What is compaction in Cassandra?

Hey Guys!!! Welcome to tutorial hub. Lets talk about an important background process in Apache Cassandra called Compaction

 

What is Compaction?

Compaction is a periodic, SSTable maintenance process, which performs the following tasks

  • Merges most recent partition keys and columns.
  • Evicts deleted and TTLexpired partition columns.
  • Creates new SSTable.
  • Rebuilds partition index and partition summary.

 

Why it is required?

  • SSTables are immutable, so updates tend to fragment data over time.
  • Deletes are writes and must be periodically cleared.

NOTE: Compaction is an efficient process because SSTables are inherently sorted by partition key and no random I/O is required.

How does compaction affect reads and disk space?

During compaction

  • Disk I/O and utilization increase.

After compaction

  • Read performance increases as less SSTables are read for off-cache reads.
  • Disk utilization drops as old SSTables are deleted.

 

Available Compaction Strategies:

Size Tiered Compaction Strategy

Leveled Compaction Strategy

Date Tiered Compaction Strategy

 

CQL command to create compaction

CREATE TABLE performer (

first text PRIMARY KEY,

last text,

level text

) WITH compaction = {‘class’ : ‘<strategy>’, <params>};

Size Tiered Compaction:

STCS is the default compaction strategy.

Compacts set number of similarly sized SSTables to a larger SSTable.

 

Compaction is triggered when the system has enough (Default is 4) similarly sized SSTables. These are merged together, to form one larger SSTables. Later, when several large SSTables have accumulated, they will be merged to form one even-larger SSTable – and so on.

This means that the system has several size tiers (small SSTables, large SSTables, even-larger SSTables) and in each tier there are roughly the same number of files. When one tier is full, the system merges all its tables to one table in the next tier.

What is problem with STCS in update-heavy workload?

  • Frequently updated partitions may spread across many SSTables. In the worst case, we could have columns from a given row in each SSTable.

 

  • A substantial amount of space can be wasted since there is no guarantee as to how quickly obsolete columns will be merged out of existence; this is particularly noticeable when there is a high ratio of deletes.

 

  • Space can also be a problem as SSTable grows larger from repeated compactions, since an obsolete SSTable cannot be removed until the merged SSTable is completely written. Requires significant disk space (2 x free disk space as largest CQL table)

Leveled Compaction Strategy:

With leveled compaction, instead of potentially huge SSTables the system uses small, fixed-size (by default 160 MB) SSTables divided into different “levels”.

 

 

Within each level, SSTables are guaranteed to be non-overlapping.
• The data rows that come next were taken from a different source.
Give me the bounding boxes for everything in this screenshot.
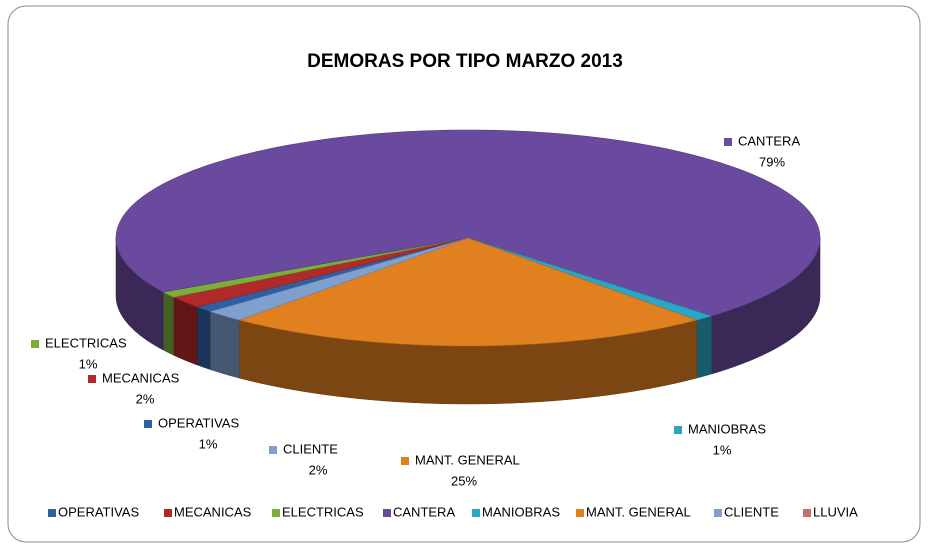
data-label-marker	[401, 457, 409, 465]
data-label-name: MANIOBRAS	[688, 421, 766, 436]
data-label-marker	[88, 375, 96, 383]
pie-slice-side	[173, 296, 198, 366]
data-label-marker	[724, 138, 732, 146]
data-label-value: 1%	[713, 442, 732, 457]
data-label-value: 2%	[309, 462, 328, 477]
data-label-marker	[674, 426, 682, 434]
data-label-name: MANT. GENERAL	[415, 452, 520, 467]
chart-title: DEMORAS POR TIPO MARZO 2013	[307, 51, 623, 72]
pie-tops	[115, 129, 821, 347]
data-label-name: MECANICAS	[102, 370, 180, 385]
data-label-marker	[144, 420, 152, 428]
pie-slice-side	[162, 291, 174, 356]
legend-swatch	[803, 509, 811, 517]
data-label-value: 79%	[759, 154, 785, 169]
data-label-name: OPERATIVAS	[158, 415, 239, 430]
legend-swatch	[383, 509, 391, 517]
legend-label: MANIOBRAS	[482, 504, 560, 519]
legend-label: OPERATIVAS	[58, 504, 139, 519]
legend-label: LLUVIA	[813, 504, 858, 519]
legend-label: CANTERA	[393, 504, 455, 519]
pie-slice	[172, 237, 469, 308]
data-label-value: 2%	[136, 391, 155, 406]
pie-slice-side	[197, 306, 211, 370]
legend-swatch	[48, 509, 56, 517]
legend-swatch	[576, 509, 584, 517]
pie-slice	[209, 237, 469, 321]
data-label-value: 25%	[451, 473, 477, 488]
legend-swatch	[272, 509, 280, 517]
data-label-name: CLIENTE	[283, 441, 338, 456]
data-label-name: ELECTRICAS	[45, 335, 127, 350]
data-label-name: CANTERA	[738, 133, 800, 148]
data-label-marker	[269, 446, 277, 454]
pie-slice	[115, 129, 821, 317]
legend-label: ELECTRICAS	[282, 504, 364, 519]
legend-label: MECANICAS	[174, 504, 252, 519]
legend-swatch	[472, 509, 480, 517]
legend-label: MANT. GENERAL	[586, 504, 691, 519]
data-label-value: 1%	[199, 436, 218, 451]
data-label-marker	[31, 340, 39, 348]
pie-slice-side	[210, 311, 240, 379]
data-label-value: 1%	[79, 356, 98, 371]
legend-swatch	[714, 509, 722, 517]
pie-slice	[238, 237, 698, 347]
legend-swatch	[164, 509, 172, 517]
legend-label: CLIENTE	[724, 504, 779, 519]
pie-slice-side	[696, 315, 712, 379]
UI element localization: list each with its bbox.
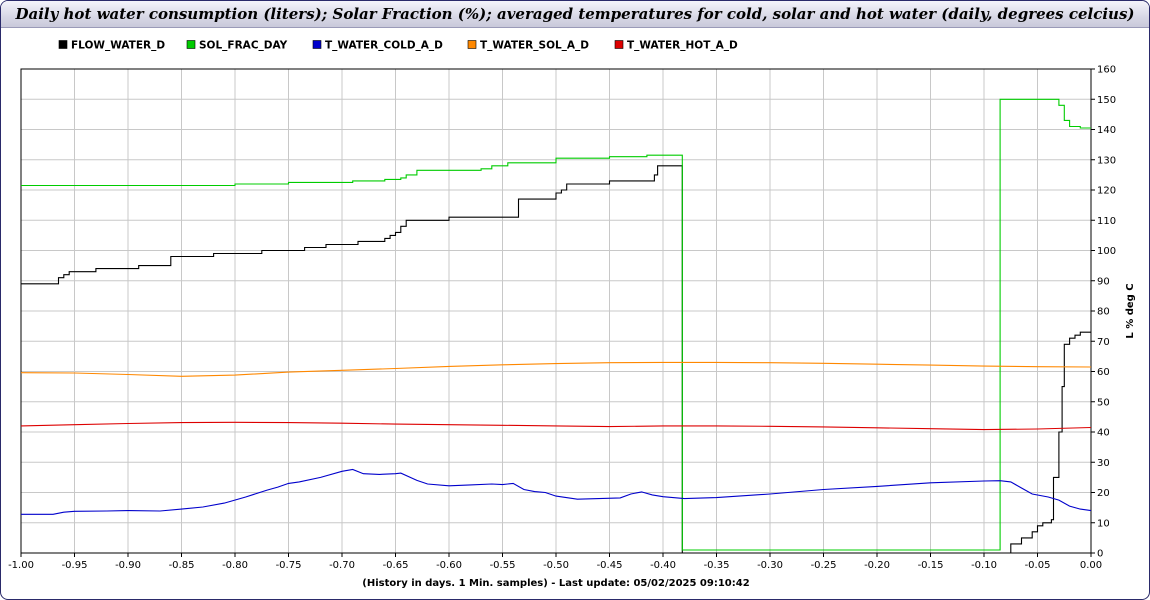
x-tick-label: -0.25	[811, 560, 837, 571]
y-axis-title: L % deg C	[1125, 283, 1136, 338]
series-line-sol-frac-day	[21, 98, 1091, 551]
x-tick-label: -0.45	[597, 560, 623, 571]
series-line-flow-water-d	[21, 165, 1091, 554]
x-axis-title: (History in days. 1 Min. samples) - Last…	[362, 578, 749, 589]
y-tick-label: 10	[1097, 518, 1110, 529]
x-tick-label: -0.85	[169, 560, 195, 571]
chart-title: Daily hot water consumption (liters); So…	[1, 1, 1149, 28]
series-line-t-water-hot-a-d	[20, 421, 1092, 431]
legend-label-sol-frac-day: SOL_FRAC_DAY	[199, 40, 288, 52]
x-tick-label: -0.05	[1025, 560, 1051, 571]
legend-swatch-flow-water-d	[58, 40, 68, 49]
x-tick-label: -0.30	[757, 560, 783, 571]
series-line-t-water-cold-a-d	[21, 468, 1092, 515]
x-tick-label: -0.65	[383, 560, 409, 571]
x-tick-label: -0.40	[650, 560, 676, 571]
legend-label-t-water-cold-a-d: T_WATER_COLD_A_D	[325, 40, 443, 52]
legend-label-flow-water-d: FLOW_WATER_D	[71, 40, 165, 52]
y-tick-label: 70	[1097, 337, 1110, 348]
y-tick-label: 150	[1097, 95, 1116, 106]
y-tick-label: 110	[1097, 216, 1116, 227]
x-tick-label: 0.00	[1080, 560, 1102, 571]
x-tick-label: -0.55	[490, 560, 516, 571]
legend-swatch-t-water-sol-a-d	[467, 40, 477, 49]
x-tick-label: -1.00	[8, 560, 34, 571]
y-tick-label: 140	[1097, 125, 1116, 136]
x-tick-label: -0.50	[543, 560, 569, 571]
y-tick-label: 50	[1097, 397, 1110, 408]
y-tick-label: 40	[1097, 428, 1110, 439]
legend-swatch-t-water-cold-a-d	[312, 40, 322, 49]
legend-swatch-sol-frac-day	[186, 40, 196, 49]
x-tick-label: -0.15	[918, 560, 944, 571]
x-tick-label: -0.70	[329, 560, 355, 571]
x-tick-label: -0.20	[864, 560, 890, 571]
x-tick-label: -0.75	[276, 560, 302, 571]
y-tick-label: 0	[1097, 549, 1103, 560]
y-tick-label: 20	[1097, 488, 1110, 499]
y-tick-label: 60	[1097, 367, 1110, 378]
legend-label-t-water-sol-a-d: T_WATER_SOL_A_D	[480, 40, 589, 52]
x-tick-label: -0.90	[115, 560, 141, 571]
y-tick-label: 80	[1097, 307, 1110, 318]
x-tick-label: -0.80	[222, 560, 248, 571]
y-tick-label: 120	[1097, 186, 1116, 197]
legend-swatch-t-water-hot-a-d	[614, 40, 624, 49]
y-tick-label: 30	[1097, 458, 1110, 469]
y-tick-label: 130	[1097, 155, 1116, 166]
y-tick-label: 160	[1097, 65, 1116, 76]
x-tick-label: -0.35	[704, 560, 730, 571]
y-tick-label: 90	[1097, 276, 1110, 287]
y-tick-label: 100	[1097, 246, 1116, 257]
x-tick-label: -0.10	[971, 560, 997, 571]
legend-label-t-water-hot-a-d: T_WATER_HOT_A_D	[627, 40, 738, 52]
x-tick-label: -0.95	[62, 560, 88, 571]
series-line-t-water-sol-a-d	[20, 361, 1092, 377]
x-tick-label: -0.60	[436, 560, 462, 571]
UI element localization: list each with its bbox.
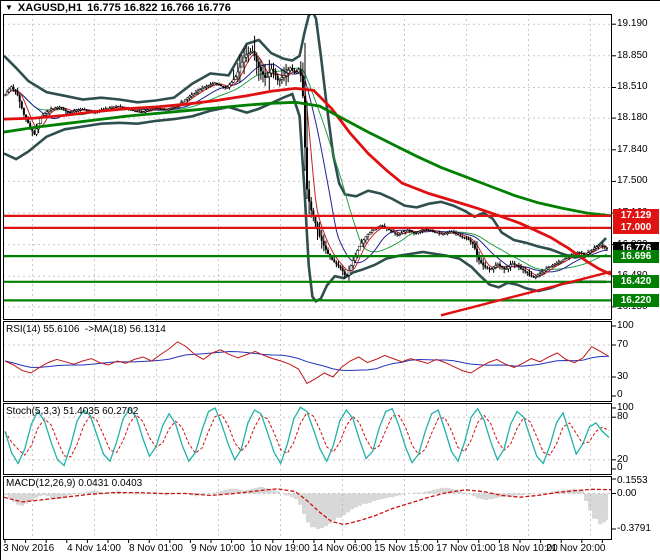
time-tick-label: 4 Nov 14:00 <box>67 543 121 554</box>
time-tick-label: 3 Nov 2016 <box>3 543 55 554</box>
symbol-dropdown-icon[interactable]: ▼ <box>5 3 13 12</box>
stoch-indicator-label: Stoch(5,3,3) 51.4035 60.2702 <box>6 406 139 417</box>
macd-indicator-label: MACD(12,26,9) 0.0431 0.0403 <box>6 478 143 489</box>
rsi-tick-label: 30 <box>617 371 629 382</box>
time-tick-label: 9 Nov 10:00 <box>191 543 245 554</box>
level-price-badge: 16.220 <box>613 293 659 307</box>
macd-tick-label: -0.3791 <box>617 522 651 534</box>
level-price-badge: 16.696 <box>613 249 659 263</box>
time-tick-label: 17 Nov 01:00 <box>436 543 496 554</box>
chart-header: ▼ XAGUSD,H1 16.775 16.822 16.766 16.776 <box>5 1 231 14</box>
ohlc-values: 16.775 16.822 16.766 16.776 <box>87 1 231 14</box>
time-tick-label: 8 Nov 01:00 <box>129 543 183 554</box>
rsi-indicator-label: RSI(14) 55.6106 ->MA(18) 56.1314 <box>6 324 166 335</box>
price-tick-label: 17.500 <box>617 175 648 187</box>
symbol-period-label: XAGUSD,H1 <box>17 1 83 14</box>
level-price-badge: 17.129 <box>613 209 659 223</box>
rsi-tick-label: 100 <box>617 320 634 331</box>
time-tick-label: 18 Nov 10:00 <box>498 543 558 554</box>
level-price-badge: 16.420 <box>613 275 659 289</box>
rsi-tick-label: 70 <box>617 339 629 350</box>
price-tick-label: 18.510 <box>617 81 648 93</box>
price-tick-label: 18.180 <box>617 112 648 124</box>
time-tick-label: 21 Nov 20:00 <box>546 543 606 554</box>
price-tick-label: 18.850 <box>617 49 648 61</box>
stoch-tick-label: 20 <box>617 453 629 465</box>
macd-tick-label: 0.1553 <box>617 475 648 486</box>
rsi-tick-label: 0 <box>617 389 623 400</box>
time-tick-label: 15 Nov 15:00 <box>374 543 434 554</box>
price-tick-label: 19.190 <box>617 18 648 30</box>
price-tick-label: 17.840 <box>617 143 648 155</box>
stoch-tick-label: 0 <box>617 462 623 473</box>
stoch-tick-label: 100 <box>617 402 634 413</box>
time-tick-label: 10 Nov 19:00 <box>250 543 310 554</box>
stoch-tick-label: 80 <box>617 411 629 423</box>
macd-tick-label: 0.00 <box>617 487 637 499</box>
time-tick-label: 14 Nov 06:00 <box>312 543 372 554</box>
level-price-badge: 17.000 <box>613 221 659 235</box>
Each level is ten times as large as the previous.

 

Implications of Leveled Tiered Strategy:

  • With the leveled compaction strategy, SSTable reads are efficient. The great number of small SSTables doesn’t mean we need to look up a key in that many SSTables, because we know the SSTables in each level have disjoint ranges, so we only need to look in one SSTable in each level. In the typical case, we just need to read one SSTable.

 

  • The other factors making this compaction strategy efficient are that at most 10% of space will be wasted by obsolete rows, and only enough space for ~10x the SSTable size needs to be reserved for temporary use by compaction.

 

  • The downside of this method is two times more I/O on writes, so it is not as good for write-new-data-mostly workloads.

 

What compaction strategy should you use?

SizeTieredCompaction-pros SizeTieredCompaction-cons
Relatively low overhead per compaction due to small numbers of SSTables involved.

 

May be optimal for write-heavy applications.

Upto 2*largest table free disk space is needed for compaction.

 

Frequently updated partitions may spread across many SSTables making read queries slow.

 

A substantial amount of space can be wasted since there is no guarantee as to how quickly obsolete columns will be merged out of existence

LeveledCompaction-pros LeveledCompaction-cons
Reduces total potential SSTables to be touched for each read.

 

Less disk space needed for compaction.

 

Better tombstone eviction.

 

May be optimal for read-heavy applications.

Compaction is more frequent – higher throughput required ( May be an issue for older ,slower hardware)

 

No advantage if rows are write once.